Combat is further complicated (in a good way) by W101’s central hook: that you’re controlling 100 heroes, rather than one. It means that, assuming you have the requisite battery charge, you can scrawl the appropriate squiggles onto the GamePad’s screen – think along the lines of Okami – to unleash up to five Unite Morphs simultaneously.
Keeping track of your main (and only vulnerable) character can be challenging amid such a maelstrom of activity, however. And I found that the "run and fight, run and fight" nature of the gameplay started to wear a little thin with time.
Platinum has inserted various other types of gameplay into the mix in an attempt to remedy this: shoot-’em-up and puzzle sections to name but two. But these are almost exclusively missteps and actively detract from the spectacle rather than bolstering it.
It’s no Bayonetta then, and at times feels a little one-dimensional. It’s certainly too cluttered. That said, successfully pulling off a multi-faceted Unite Morph that sees a damage-dealing foe blasted into the air before being sliced to ribbons, still manages to recall that quintessential Platinum magic.
The Bureau: XCOM Declassified
Development hell seems to be a specialty of 2K Games. The studio responsible for the eventual (though unwarranted) release of the appropriately named Duke Nukem Forever now unleashes The Bureau, a game originally conceived in 2006.

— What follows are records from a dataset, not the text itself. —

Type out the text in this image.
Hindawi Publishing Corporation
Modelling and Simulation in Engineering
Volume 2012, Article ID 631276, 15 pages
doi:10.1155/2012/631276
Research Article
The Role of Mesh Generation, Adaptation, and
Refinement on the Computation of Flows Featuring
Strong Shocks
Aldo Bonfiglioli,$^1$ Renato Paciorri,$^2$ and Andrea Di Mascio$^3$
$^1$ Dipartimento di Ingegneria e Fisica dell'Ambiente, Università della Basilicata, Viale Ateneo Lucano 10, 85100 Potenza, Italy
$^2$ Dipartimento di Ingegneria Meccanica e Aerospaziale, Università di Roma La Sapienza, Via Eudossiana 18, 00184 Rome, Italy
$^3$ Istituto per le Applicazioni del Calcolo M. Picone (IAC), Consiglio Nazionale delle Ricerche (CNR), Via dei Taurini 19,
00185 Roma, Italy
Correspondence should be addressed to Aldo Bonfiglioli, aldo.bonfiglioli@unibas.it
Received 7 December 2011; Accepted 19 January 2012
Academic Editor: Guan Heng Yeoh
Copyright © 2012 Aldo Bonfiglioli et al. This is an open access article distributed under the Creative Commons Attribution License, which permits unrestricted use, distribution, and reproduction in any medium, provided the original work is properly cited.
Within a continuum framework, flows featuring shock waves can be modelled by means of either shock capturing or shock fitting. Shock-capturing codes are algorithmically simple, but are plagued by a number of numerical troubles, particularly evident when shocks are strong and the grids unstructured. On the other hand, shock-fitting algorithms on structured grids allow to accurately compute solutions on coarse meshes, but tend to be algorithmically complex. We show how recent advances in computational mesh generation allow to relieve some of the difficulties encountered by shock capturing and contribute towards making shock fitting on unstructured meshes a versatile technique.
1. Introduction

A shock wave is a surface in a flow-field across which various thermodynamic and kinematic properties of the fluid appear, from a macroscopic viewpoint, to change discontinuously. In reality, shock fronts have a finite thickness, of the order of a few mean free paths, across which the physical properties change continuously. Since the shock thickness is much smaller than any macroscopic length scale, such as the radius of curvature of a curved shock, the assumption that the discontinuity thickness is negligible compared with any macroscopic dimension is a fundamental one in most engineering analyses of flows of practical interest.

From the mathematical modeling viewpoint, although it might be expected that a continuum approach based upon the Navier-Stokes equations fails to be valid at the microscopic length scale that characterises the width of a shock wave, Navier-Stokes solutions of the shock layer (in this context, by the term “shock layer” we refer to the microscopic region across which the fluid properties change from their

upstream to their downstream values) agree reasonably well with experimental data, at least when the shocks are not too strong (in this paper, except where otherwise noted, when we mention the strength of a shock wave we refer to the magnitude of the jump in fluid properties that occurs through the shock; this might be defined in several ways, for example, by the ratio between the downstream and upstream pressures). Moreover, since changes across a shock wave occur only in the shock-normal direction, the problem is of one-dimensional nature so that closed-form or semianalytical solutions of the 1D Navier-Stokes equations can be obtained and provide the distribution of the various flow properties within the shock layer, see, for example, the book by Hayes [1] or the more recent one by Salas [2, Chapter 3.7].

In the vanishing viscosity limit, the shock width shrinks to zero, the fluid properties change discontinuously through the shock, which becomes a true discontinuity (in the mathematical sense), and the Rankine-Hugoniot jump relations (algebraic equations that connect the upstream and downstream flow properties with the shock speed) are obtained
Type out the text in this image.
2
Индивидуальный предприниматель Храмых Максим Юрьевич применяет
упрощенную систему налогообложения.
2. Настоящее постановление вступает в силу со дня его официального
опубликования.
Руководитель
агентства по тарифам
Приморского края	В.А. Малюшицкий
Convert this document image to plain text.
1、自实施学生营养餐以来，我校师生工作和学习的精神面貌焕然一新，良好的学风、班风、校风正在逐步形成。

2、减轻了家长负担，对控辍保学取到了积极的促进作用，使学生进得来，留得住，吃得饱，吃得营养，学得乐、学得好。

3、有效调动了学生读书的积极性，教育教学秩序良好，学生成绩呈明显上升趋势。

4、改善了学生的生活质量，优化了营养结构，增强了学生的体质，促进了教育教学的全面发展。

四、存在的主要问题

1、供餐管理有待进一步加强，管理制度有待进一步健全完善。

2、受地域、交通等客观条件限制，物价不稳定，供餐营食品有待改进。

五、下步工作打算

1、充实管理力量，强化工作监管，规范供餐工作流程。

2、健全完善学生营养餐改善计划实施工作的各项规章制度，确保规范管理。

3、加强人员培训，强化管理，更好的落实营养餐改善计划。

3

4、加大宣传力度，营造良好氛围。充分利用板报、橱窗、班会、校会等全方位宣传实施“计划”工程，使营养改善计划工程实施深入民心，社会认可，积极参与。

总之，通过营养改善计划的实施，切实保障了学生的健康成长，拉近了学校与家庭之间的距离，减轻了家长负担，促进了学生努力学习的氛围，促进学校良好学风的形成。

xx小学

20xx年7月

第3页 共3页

Nevertheless, a cover-based third-person shooter with a dash of XCOM’s iconic strategic leanings is certainly enough to pique the interest. So too does the setting, not the usual near future, but rather a take on the United States in the 1960s, albeit one heavy with sci-fi cliché.
Players fill the boots of hard-drinking G-Man Agent Carter, who soon finds himself on the front line of a war between humanity and aggressors of extraterrestrial origins – Sectoids to you and me.
A few close encounters later and you can already sense that not all is well with the The Bureau. Animations are cumbersome, firefights are bereft of any real peril... and then there are your fellow agents.
For Carter soon acquires colleagues in his fight against his alien aggressors, a motley crew of crack troops all too willing to die for the cause. They’ll run in front of bullets, step on mines and generally do their best to become so much cannon fodder.
You can at least direct their movements, but rather than elevating the game to some kind of action take on XCOM: Enemy Unknown, this just drags the the game down. You play entirely too much of it at the whims of the friendly forces’ command dial.
If both allied and enemy AI were of a higher quality, then ordering your team to lay down suppressing fire, or install turrets – depending on said allies’ expertise – might have meant something. Instead you’re better off hiding behind cover and chipping away at hostiles while your allies soak up their fire.
XCOM diehards might want to play through The Bureau simply to take in the story. The rest of us will instead be reminded of exactly what it is: a game that’s had far too many changes of direction and been delayed long past its sell-by date.
The result is a title that’s only loosely stitched together, as the bland textures, lacklustre animation and intermittent frame rate will attest. This is a pity as there’s the kernel of a fine squad-based action RPG in there.
As Agent Carter himself is rather too fond of saying: “Poor bastard, he never stood a chance.”